The tailgate, roof, and hood were all cut from a single glue up of cherry and padauk. These parts were shaped after they were glued in place using a combination of the bandsaw and sandpaper.

I machined the wheels from maple and the tires from walnut. The tires were machined in two halves so opposing tread could be added more easily. I didn’t have a good way to make the tire treads on the CNC so I resorted to a few shop-made jigs.

The tire treads didn’t look aggressive enough for my liking and since I glued the tires on prematurely, I had to remake the whole set.

The interior parts were all made the old fashioned way

The grille was a simple pocketing operation on a piece of 1/4" maple. The backside was milled away to accept a thin piece of walnut. The pockets for the park lights were milled slightly deeper than the headlights and pieces of oak veneer were glued in.
The front bumper was shaped on the router table.
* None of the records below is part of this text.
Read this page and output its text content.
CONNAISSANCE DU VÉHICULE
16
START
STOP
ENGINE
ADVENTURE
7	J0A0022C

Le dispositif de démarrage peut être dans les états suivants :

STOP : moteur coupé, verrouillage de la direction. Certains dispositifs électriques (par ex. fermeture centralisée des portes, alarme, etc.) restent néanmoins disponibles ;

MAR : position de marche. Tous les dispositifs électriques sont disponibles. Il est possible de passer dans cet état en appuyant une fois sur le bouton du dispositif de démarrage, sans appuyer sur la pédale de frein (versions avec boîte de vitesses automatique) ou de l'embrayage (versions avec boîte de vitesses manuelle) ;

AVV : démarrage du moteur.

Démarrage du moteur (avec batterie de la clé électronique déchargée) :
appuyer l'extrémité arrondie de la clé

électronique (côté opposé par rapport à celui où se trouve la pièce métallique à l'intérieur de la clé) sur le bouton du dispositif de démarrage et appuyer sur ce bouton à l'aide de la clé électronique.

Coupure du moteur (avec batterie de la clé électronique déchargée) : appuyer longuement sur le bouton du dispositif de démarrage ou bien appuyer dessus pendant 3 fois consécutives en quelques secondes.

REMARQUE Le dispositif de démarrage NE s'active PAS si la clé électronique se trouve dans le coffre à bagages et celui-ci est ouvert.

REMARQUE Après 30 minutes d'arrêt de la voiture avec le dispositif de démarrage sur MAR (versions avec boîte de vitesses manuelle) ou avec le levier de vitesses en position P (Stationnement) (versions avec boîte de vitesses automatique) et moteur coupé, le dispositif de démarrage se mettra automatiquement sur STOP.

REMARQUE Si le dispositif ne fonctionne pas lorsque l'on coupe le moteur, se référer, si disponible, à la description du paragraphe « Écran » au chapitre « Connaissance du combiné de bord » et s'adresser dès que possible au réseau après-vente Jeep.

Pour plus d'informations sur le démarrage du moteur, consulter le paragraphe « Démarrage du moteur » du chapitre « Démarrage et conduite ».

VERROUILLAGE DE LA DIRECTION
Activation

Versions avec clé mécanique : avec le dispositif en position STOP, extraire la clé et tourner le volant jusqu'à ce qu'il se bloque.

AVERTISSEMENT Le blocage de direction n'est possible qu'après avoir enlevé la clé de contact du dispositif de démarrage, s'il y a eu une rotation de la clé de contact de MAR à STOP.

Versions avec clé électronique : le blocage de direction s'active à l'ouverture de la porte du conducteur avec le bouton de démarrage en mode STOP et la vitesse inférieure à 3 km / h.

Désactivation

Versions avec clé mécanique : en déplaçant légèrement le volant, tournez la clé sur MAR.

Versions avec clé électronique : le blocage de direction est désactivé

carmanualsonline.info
The “bumper bolts” aren’t just decorative, they are small dowels that help hold the bumper to the chassis.

The roof and hood started out as 1/2" thick panels that were shaped after being glued in place. The taper on the doors was also added after glue up.

The steering wheel and dash are made from poplar and the bench seat is walnut

The tailgate was shaped to match the angle on the bed sides using a sanding block with course grit paper.
Somehow I forgot taillights in my initial design so I had to hand cut and inlay some pieces of padauk after the fact.

The rear wheel tubs were cut by hand and added later. A consequence of designing as you build.

Some of the lessons I learned from this build:

I really want to learn more about 3D modeling and machining. There is so much more detail I would like to have added. I am still overjoyed with how this first attempt turned out.

I need to work on cleaning up my design process. My computer screen tends to look like my workbench. It is utter chaos to anyone else looking at it but I know exactly where everything is. I will probably come back around and clean things up so I can potentially sell the files for this.

If you are going to calibrate your machine, do it BEFORE you start cutting any parts; otherwise, your new parts wont fit previously cut parts. I feel even dumber reading that back to myself.

To wrap things up:
I am extremely happy with how this project turned out. It was built to be driven so it is fairly robust in construction and lacks any parts that could break off easily (ex. side mirrors, exhaust pipes). It will probably be a while before my nephew can actually play with it but I think it will be a great 1st Christmas gift and one he can cherish for many years to come.

15 Likes

5 Likes

15 Likes

@Rafi Love this! Where did you get the block B from? Would love to make one of these for my niece that just got engaged at Thanksgiving.

For fine lettering instead of ora mask which is terrible, I use a method learned from Rob Shuster @ Sidewinder Drums.
Sand your piece and seal with Sanding sealer or Lacquer or anything that is easy to sand off. Then use a water base wood filler like plastic wood, take a small amount and thin down with water to about the consistency of wood glue and wipe a liberal coat over the entire piece keeping one small area for resetting z-zero later.
After drying, I use a heat gun to speed up drying, carve as normal using bare area for zero. when done carving use sand sealer, lacquer, or anything to prevent bleeding, paint , stain or epoxy. When dry sand just enough to remove down to the original sealer.
I have used this on both stained and unstained materials with excellent results, however with stained materials, I think I’m going to try Polycrylic over stain just to possibly protect the stain a little better.
I would suggest trying on somm test pieces just to see how it works.
I like it because I’m a sloppy painter, and I get crisp clean lettering and objects.

4 Likes

I’m actually a very good detail painter, but it’s terribly inefficient when I could use some type of masking and spray paint instead. I’m screen capping your comment for later use. I think I’ll give that a try. I’ve tried using oramask a few times, but even over a lacquered surface, I can’t get it to adhere well enough to seal through a carving. For the life of me, I don’t know how these guys in videos have such luck. I’ve seen them sand down to 120 and stick it right on without any problems or other surface prep.